Highlights: States of Becoming

Online Tours Oct. 12, 2020

Scroll through some of the highlights, and book your ticket to see these fascinating works for yourself!

Architecture model of an organic, donut shaped, building
Kathryn Findlay, Wadi Al Sail Villa, Doha, Qatar, 2003, Carnegie Museum of Art:

Kathryn Findlay is best known for houses that use volume and materials in unorthodox ways. For this villa in Qatar, she designed a monolithic concrete structure hollowed out by a succession of cave-like rooms.  The model is made to show quadrants and horizontal layers in sections so that the interior can be examined in multiple ways.

Architectural model of low organic square and rippled forms
Kathryn Findlay, Wadi Al Sail Villa, Doha, Qatar, 2003, Carnegie Museum of Art:

This 3-D print is a recent model of a restaurant interior inserted into the upper floor of the Centre Pompidou in Paris two decades ago. Fabricated by shipbuilders before the building industry absorbed the potential of digital technology, the aluminum floor swells upwards to create cave-like volumes for kitchen, lavatories, VIP room, etc.

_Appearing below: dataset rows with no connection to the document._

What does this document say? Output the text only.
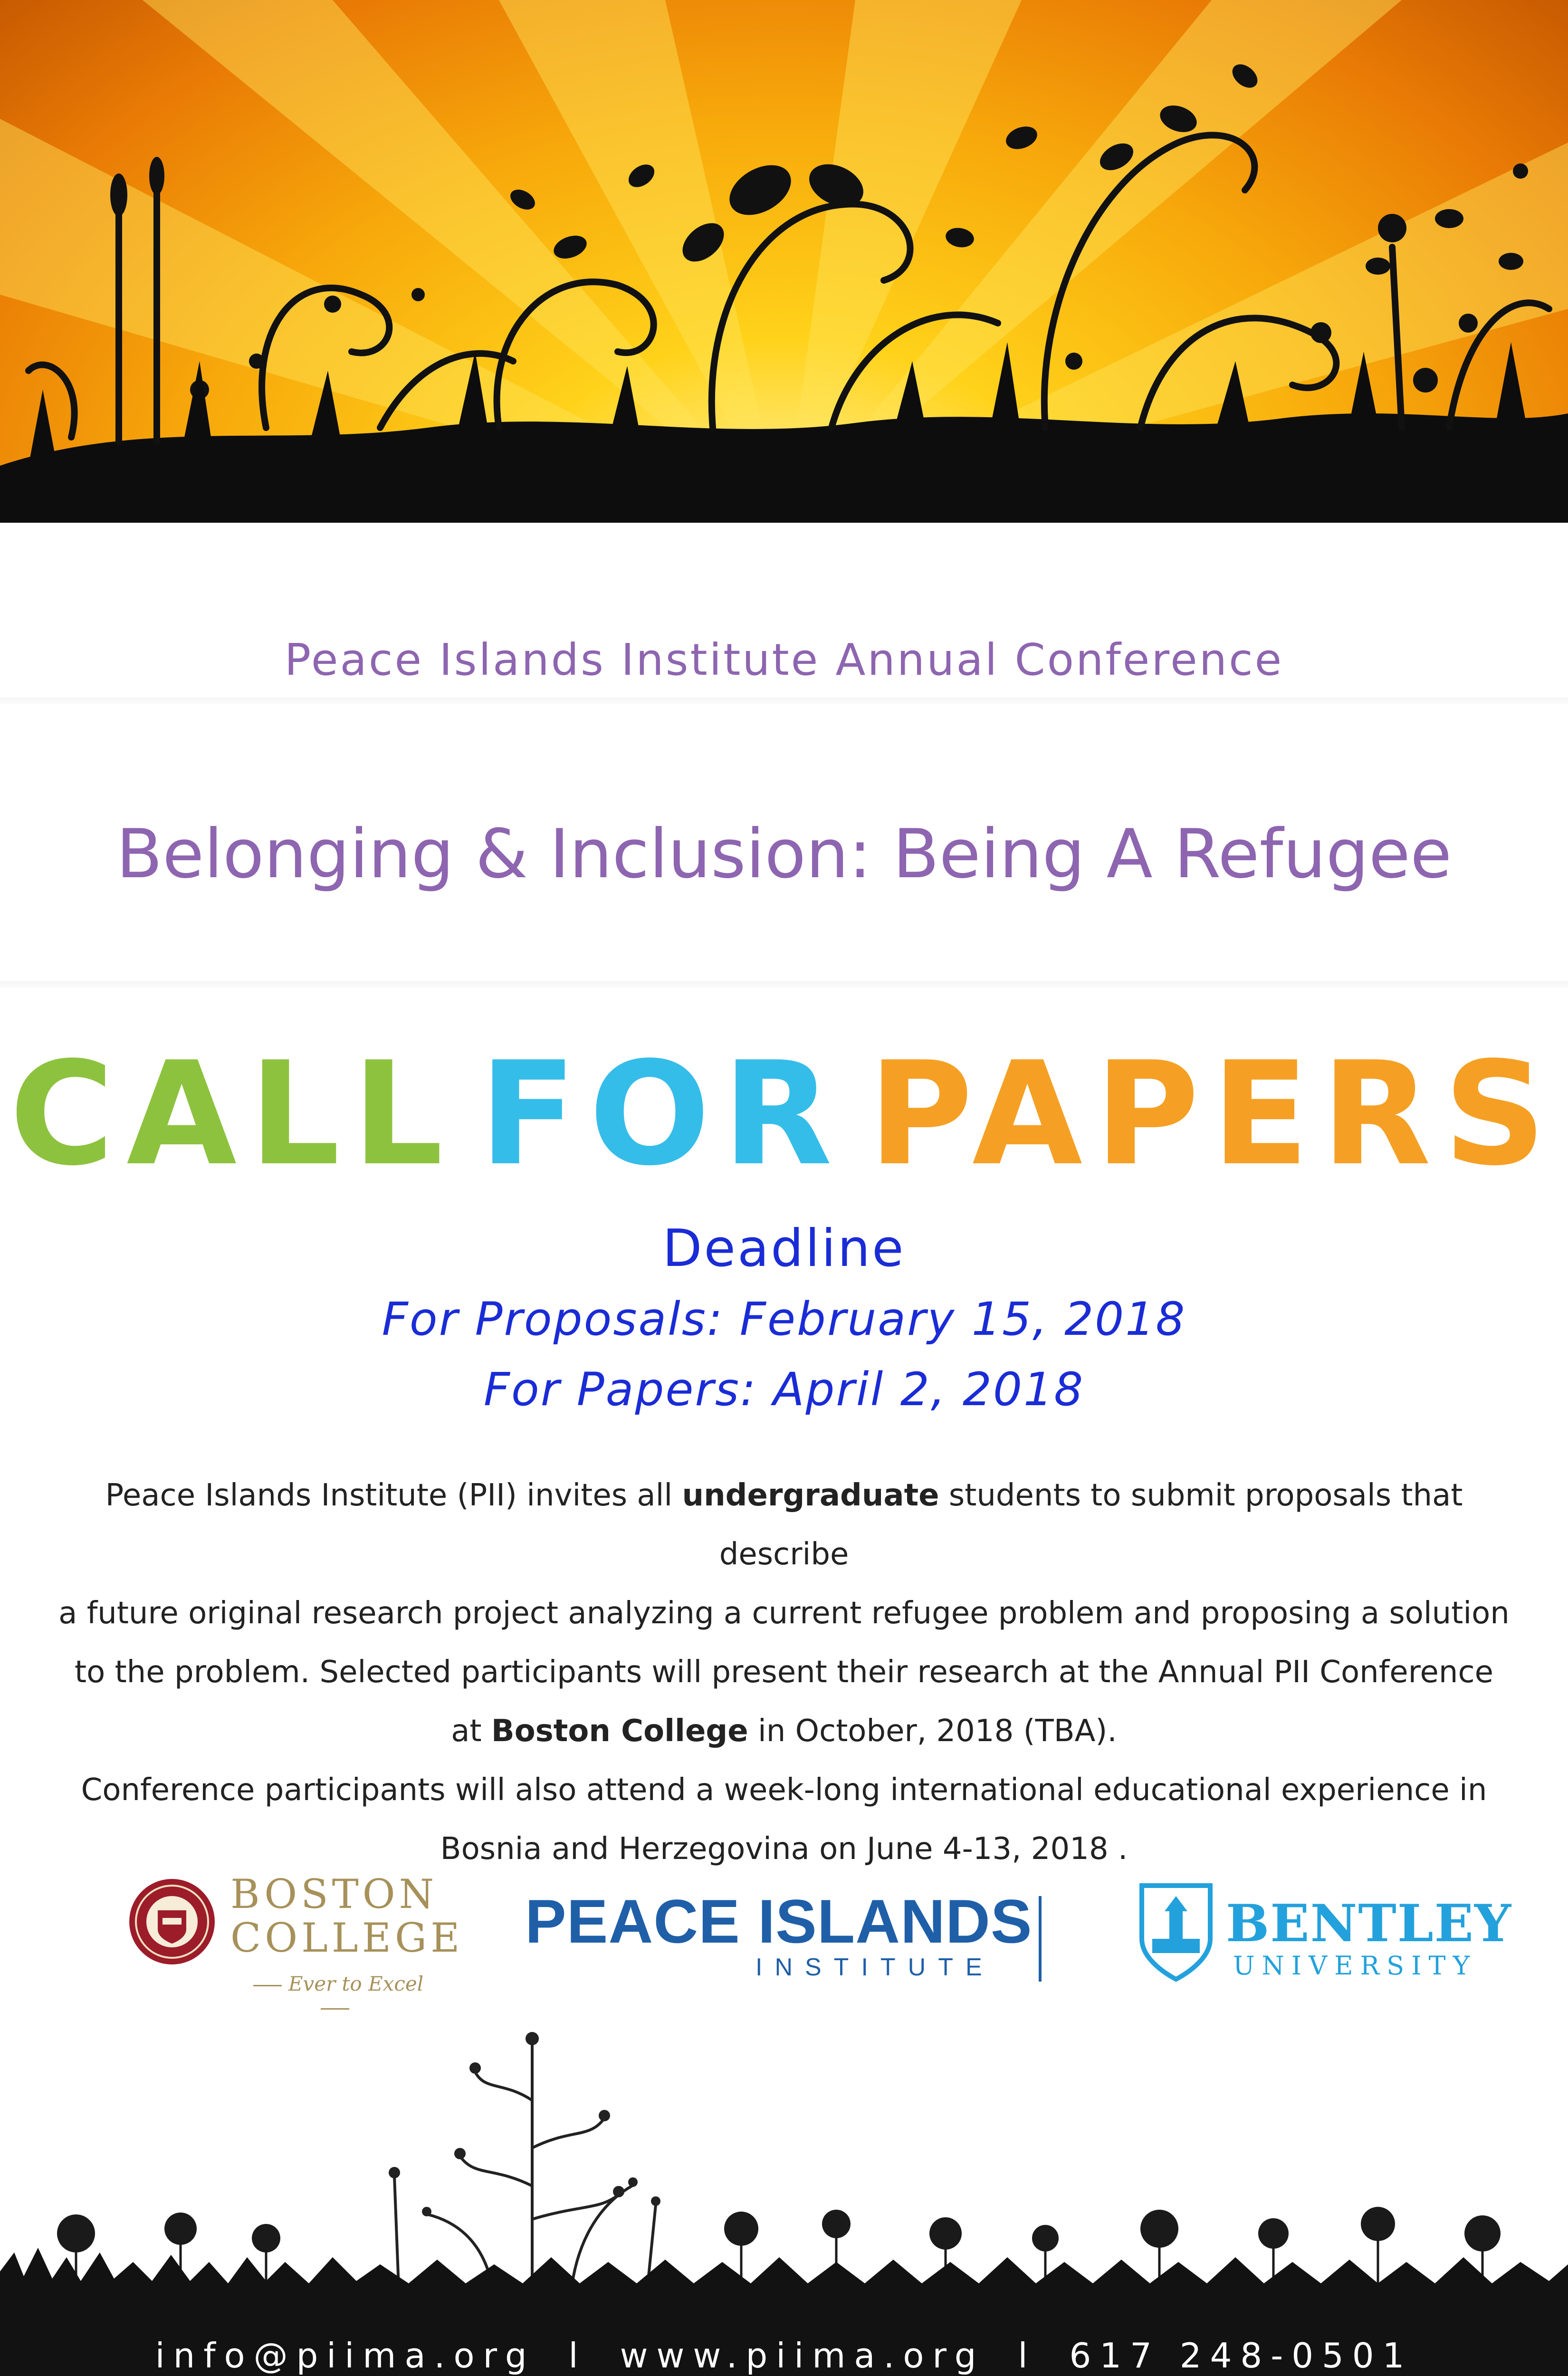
Peace Islands Institute Annual Conference
Belonging & Inclusion: Being A Refugee
CALL FOR PAPERS
Deadline
For Proposals: February 15, 2018
For Papers: April 2, 2018
Peace Islands Institute (PII) invites all undergraduate students to submit proposals that describe
a future original research project analyzing a current refugee problem and proposing a solution
to the problem. Selected participants will present their research at the Annual PII Conference
at Boston College in October, 2018 (TBA).
Conference participants will also attend a week-long international educational experience in
Bosnia and Herzegovina on June 4-13, 2018 .
BOSTON
COLLEGE
Ever to Excel
PEACE ISLANDS
INSTITUTE
BENTLEY
UNIVERSITY
info@piima.org l www.piima.org l 617 248-0501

An architectural model of a house in progress
estudio teddy cruz, Manufactured Sites, 2008, Carnegie Museum of Art, Purchased with funds provided by the Drue Heinz Art Trust

Born in Guatemala and based in San Diego, Teddy Cruz has made critical proposals for the environment extending north and south of the border between the United States and Mexico for two decades. With Manufactured Sites, he envisions a new approach to housing and urbanization based on the reuse of components such as joists and garage doors scavenged from buildings awaiting demolition in the US.

Photograph of bright neon signs in Las Vegas
Denise Scott Brown, Signs, Las Vegas, no date, Carnegie Museum of Art: Purchased with funds provided by Elise Jaffe + Jeffrey Brown. © Denise Scott Brown.

Denise Scott Brown took this photograph in Nevada in the mid-1960s, casting an independent eye on the exuberance of commercial architecture, advertising, and infrastructure in American cities. These investigations led to a groundbreaking book which brought these new forms of urban life into conversations about architecture.

Architectural drawing with graphic renderings of buildings and other scenes.
Bernard Tschumi; “The Street” set, from the series “The Manhattan Transcripts,” [plan, section, elevation, site plan], 1978-1981; Carnegie Museum of Art: Purchase: gift of the Drue Heinz Trust. © Bernard Tschumi.
For Bernard Tschumi, architecture is as much about transitory events as it is about static buildings. As part of a larger project titled The Manhattan Transcripts, he notated events and places along the entirety of 42nd Street. Here he depicts the street between 10th Avenue and Broadway using image (typically a film still), section, and plan.